Saat proses menangkis, tentu terjadi benturan antara telapak tangan dengan tinju lawan, atau tulang di bawah lengan. Maka untuk melatihnya, diperlukan latihan dasar yang membenturkan areal tersebut secara intens, untuk melatih kekuatan tangan. “Kan enggak lucu kalau sedang menangkis pukulan, tiba-tiba kesakitan karena tangannya terbentur,” ujarnya.

Kunthauw Hokkian dengan gerakan yang identik dengan Kunthauw Taizu tersebut hanya sedikit jumlahnya di Indonesia. Pelestarinya di Surabaya hanyalah Guan dan kawan-kawan pengajar yang melatih kunthauw di Boen Bio dan beberapa tempat lain.

Di Jakarta, aliran Hokkian juga memiliki nama lain, yakni Ngo Chu Kun, yang didirikan oleh seorang guru kungfu bernama Lo Ban Teng pada dekade 1920-an. Perguruan tersebut kini berkembang pesat dan lebih dikenal dengan sebutan Kunthauw Lo Ban Teng. “Beliau satu aliran dengan Mpek Kwee. Konon, keduanya belajar bela diri sampai ke Hokkian, Tiongkok,” ungkapnya.

Pada dekade 70-an, ketua Kelenteng Boen Bio berkeinginan untuk melestarikan tradisi kungfu. Ia ingin ruang tengah kelenteng menjadi sarana berlatih. Demi merealisasikan keinginannya, pihak Boen Bio menghubungi Mpek Kwee untuk melatih kunthauw , atau mengirim murid-murid terbaiknya. “Karena saat itu Mpek Kwee sudah sepuh, tentu tak bisa mengajar. Beliau mengirim murid-muridnya dari Klimbungan.
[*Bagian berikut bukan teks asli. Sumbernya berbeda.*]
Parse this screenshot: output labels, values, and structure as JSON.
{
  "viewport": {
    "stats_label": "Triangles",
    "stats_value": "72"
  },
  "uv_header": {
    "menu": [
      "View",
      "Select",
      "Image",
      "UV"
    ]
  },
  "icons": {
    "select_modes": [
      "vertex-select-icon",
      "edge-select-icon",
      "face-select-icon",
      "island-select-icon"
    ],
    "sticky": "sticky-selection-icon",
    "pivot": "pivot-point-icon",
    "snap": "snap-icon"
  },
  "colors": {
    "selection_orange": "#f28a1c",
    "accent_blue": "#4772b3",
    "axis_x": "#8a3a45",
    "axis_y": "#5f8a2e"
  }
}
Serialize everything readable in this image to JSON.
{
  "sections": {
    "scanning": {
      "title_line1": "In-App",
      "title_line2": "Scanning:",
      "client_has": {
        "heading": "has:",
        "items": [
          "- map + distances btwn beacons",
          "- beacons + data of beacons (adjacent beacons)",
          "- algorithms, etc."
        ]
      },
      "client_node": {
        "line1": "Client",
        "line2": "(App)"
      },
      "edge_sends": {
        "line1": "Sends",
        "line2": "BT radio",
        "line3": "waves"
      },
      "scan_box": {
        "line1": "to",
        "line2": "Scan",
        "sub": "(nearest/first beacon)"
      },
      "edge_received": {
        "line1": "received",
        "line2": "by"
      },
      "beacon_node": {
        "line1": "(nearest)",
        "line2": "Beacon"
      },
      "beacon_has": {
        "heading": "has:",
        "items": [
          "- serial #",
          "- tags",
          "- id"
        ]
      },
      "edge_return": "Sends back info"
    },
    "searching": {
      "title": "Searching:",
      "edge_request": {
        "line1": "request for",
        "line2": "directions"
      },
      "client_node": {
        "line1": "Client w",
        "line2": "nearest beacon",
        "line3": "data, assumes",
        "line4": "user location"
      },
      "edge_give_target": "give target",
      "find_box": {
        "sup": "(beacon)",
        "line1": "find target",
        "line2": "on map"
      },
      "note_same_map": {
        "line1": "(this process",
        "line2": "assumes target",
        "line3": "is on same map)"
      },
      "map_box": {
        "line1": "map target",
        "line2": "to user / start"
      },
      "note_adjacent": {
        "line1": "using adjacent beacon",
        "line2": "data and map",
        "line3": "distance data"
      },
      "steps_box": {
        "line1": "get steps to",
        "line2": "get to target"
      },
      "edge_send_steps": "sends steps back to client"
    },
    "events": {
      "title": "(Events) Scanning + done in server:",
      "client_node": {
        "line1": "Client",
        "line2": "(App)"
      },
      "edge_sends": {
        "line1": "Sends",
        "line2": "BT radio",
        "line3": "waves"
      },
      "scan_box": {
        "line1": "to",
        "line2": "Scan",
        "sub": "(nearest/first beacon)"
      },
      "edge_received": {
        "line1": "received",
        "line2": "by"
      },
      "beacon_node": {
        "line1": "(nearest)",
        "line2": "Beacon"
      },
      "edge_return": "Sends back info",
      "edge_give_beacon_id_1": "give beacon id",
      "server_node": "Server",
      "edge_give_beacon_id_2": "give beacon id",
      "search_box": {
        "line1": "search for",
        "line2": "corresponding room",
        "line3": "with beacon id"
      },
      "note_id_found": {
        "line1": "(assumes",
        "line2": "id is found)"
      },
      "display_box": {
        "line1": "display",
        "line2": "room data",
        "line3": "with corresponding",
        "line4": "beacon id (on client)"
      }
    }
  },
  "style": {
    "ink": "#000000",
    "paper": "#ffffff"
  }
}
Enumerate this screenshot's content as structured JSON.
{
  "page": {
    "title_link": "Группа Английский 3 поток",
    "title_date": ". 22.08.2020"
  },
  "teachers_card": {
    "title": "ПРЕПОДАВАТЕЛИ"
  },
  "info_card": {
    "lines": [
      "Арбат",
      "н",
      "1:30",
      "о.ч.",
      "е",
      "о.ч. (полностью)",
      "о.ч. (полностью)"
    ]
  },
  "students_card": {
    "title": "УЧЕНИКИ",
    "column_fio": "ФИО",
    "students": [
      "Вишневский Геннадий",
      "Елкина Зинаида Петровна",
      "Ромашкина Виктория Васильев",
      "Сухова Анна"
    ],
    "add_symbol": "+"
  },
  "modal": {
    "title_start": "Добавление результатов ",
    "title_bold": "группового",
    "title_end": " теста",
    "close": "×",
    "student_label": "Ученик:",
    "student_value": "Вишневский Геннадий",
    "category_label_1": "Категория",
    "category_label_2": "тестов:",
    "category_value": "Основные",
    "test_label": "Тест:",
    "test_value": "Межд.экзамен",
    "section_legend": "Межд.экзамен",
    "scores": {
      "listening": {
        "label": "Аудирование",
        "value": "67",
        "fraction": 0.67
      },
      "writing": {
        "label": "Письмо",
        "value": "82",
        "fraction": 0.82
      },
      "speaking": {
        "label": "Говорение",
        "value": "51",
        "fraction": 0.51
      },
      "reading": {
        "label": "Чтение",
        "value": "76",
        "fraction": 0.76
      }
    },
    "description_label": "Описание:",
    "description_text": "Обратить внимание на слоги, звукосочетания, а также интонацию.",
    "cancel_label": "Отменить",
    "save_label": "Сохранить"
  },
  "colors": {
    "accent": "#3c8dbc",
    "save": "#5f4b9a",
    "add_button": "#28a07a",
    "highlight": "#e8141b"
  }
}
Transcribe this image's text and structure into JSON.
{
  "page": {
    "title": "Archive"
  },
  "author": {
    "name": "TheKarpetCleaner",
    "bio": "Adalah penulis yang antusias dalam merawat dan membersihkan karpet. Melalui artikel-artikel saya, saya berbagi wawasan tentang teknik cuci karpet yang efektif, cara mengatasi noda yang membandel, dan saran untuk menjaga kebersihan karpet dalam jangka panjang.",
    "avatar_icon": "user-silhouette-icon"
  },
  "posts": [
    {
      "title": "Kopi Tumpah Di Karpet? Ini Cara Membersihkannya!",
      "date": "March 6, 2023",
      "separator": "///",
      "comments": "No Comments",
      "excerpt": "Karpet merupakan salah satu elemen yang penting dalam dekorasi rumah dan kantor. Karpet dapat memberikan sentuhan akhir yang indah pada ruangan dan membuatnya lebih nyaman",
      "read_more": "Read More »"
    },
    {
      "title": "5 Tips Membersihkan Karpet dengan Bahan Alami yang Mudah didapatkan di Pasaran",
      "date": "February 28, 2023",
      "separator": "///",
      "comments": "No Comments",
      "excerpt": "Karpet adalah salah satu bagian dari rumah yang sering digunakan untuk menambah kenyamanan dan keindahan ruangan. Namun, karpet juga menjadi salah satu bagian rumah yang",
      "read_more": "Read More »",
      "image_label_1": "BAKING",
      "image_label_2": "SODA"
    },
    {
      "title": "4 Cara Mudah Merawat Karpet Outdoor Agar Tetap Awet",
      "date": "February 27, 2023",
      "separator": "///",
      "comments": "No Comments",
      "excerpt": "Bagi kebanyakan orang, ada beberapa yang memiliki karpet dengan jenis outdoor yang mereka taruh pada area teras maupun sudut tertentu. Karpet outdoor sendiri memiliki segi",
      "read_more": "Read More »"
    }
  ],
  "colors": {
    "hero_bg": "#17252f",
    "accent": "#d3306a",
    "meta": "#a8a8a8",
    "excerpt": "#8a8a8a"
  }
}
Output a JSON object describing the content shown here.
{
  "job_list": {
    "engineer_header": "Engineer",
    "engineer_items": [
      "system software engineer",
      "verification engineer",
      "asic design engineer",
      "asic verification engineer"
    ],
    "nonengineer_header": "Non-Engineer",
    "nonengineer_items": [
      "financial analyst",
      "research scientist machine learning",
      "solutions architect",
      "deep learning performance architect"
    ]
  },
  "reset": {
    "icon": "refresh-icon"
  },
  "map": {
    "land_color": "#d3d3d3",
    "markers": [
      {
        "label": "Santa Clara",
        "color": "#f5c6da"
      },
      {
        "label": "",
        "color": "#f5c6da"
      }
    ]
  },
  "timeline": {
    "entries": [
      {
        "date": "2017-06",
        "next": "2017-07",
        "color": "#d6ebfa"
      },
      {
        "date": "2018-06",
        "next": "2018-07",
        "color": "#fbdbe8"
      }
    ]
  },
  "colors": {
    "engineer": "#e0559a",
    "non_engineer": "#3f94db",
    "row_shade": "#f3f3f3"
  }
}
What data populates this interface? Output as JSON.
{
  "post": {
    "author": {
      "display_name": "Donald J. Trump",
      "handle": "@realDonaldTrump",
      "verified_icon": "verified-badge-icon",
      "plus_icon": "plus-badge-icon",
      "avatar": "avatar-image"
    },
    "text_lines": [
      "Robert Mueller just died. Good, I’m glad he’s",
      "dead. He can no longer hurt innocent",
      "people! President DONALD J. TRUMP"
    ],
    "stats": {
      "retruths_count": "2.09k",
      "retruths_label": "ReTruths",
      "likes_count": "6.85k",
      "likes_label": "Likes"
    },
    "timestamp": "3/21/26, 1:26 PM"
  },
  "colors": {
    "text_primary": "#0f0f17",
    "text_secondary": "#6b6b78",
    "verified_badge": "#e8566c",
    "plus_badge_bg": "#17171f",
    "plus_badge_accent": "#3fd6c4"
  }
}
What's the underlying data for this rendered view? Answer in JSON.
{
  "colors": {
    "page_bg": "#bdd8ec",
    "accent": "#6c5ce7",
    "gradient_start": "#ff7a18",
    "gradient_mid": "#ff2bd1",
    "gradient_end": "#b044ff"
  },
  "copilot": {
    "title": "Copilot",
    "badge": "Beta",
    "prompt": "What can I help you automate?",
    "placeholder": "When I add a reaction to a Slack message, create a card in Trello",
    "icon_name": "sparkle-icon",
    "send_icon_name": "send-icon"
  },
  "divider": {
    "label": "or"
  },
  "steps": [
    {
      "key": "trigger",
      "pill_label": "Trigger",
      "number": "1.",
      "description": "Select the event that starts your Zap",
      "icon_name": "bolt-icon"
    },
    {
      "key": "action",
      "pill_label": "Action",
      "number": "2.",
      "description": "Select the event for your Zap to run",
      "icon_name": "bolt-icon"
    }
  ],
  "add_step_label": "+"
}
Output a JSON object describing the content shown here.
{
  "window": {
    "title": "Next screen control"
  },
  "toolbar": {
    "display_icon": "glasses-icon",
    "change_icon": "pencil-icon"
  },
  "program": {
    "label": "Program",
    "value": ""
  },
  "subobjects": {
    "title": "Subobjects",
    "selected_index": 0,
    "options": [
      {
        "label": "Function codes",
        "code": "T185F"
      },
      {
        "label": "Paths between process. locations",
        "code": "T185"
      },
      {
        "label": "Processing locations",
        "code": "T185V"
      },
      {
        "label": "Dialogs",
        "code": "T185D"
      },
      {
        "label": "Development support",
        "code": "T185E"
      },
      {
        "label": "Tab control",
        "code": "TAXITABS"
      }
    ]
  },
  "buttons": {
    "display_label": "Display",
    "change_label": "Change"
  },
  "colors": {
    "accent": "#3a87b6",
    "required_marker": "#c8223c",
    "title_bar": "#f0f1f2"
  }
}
Salah satunya The Kang Hay, yang juga guru saya,” ujar pria yang juga mengajar seni barongsai di Boen Bio tersebut.

Mpek Kwee lahir pada 1890 dan meninggal saat berusia 97 tahun di Surabaya pada 1987. Pasca meninggalnya sang guru besar, kegiatan kunthauw di Boen Bio vakum. The Kang Hay tak lagi melatih kunthauw di Boen Bio. Ia bersama murid-muridnya memanfaatkan Depot Sari yang ada di daerah Mayjend Sungkono, Surabaya, sebagai tempat latihan.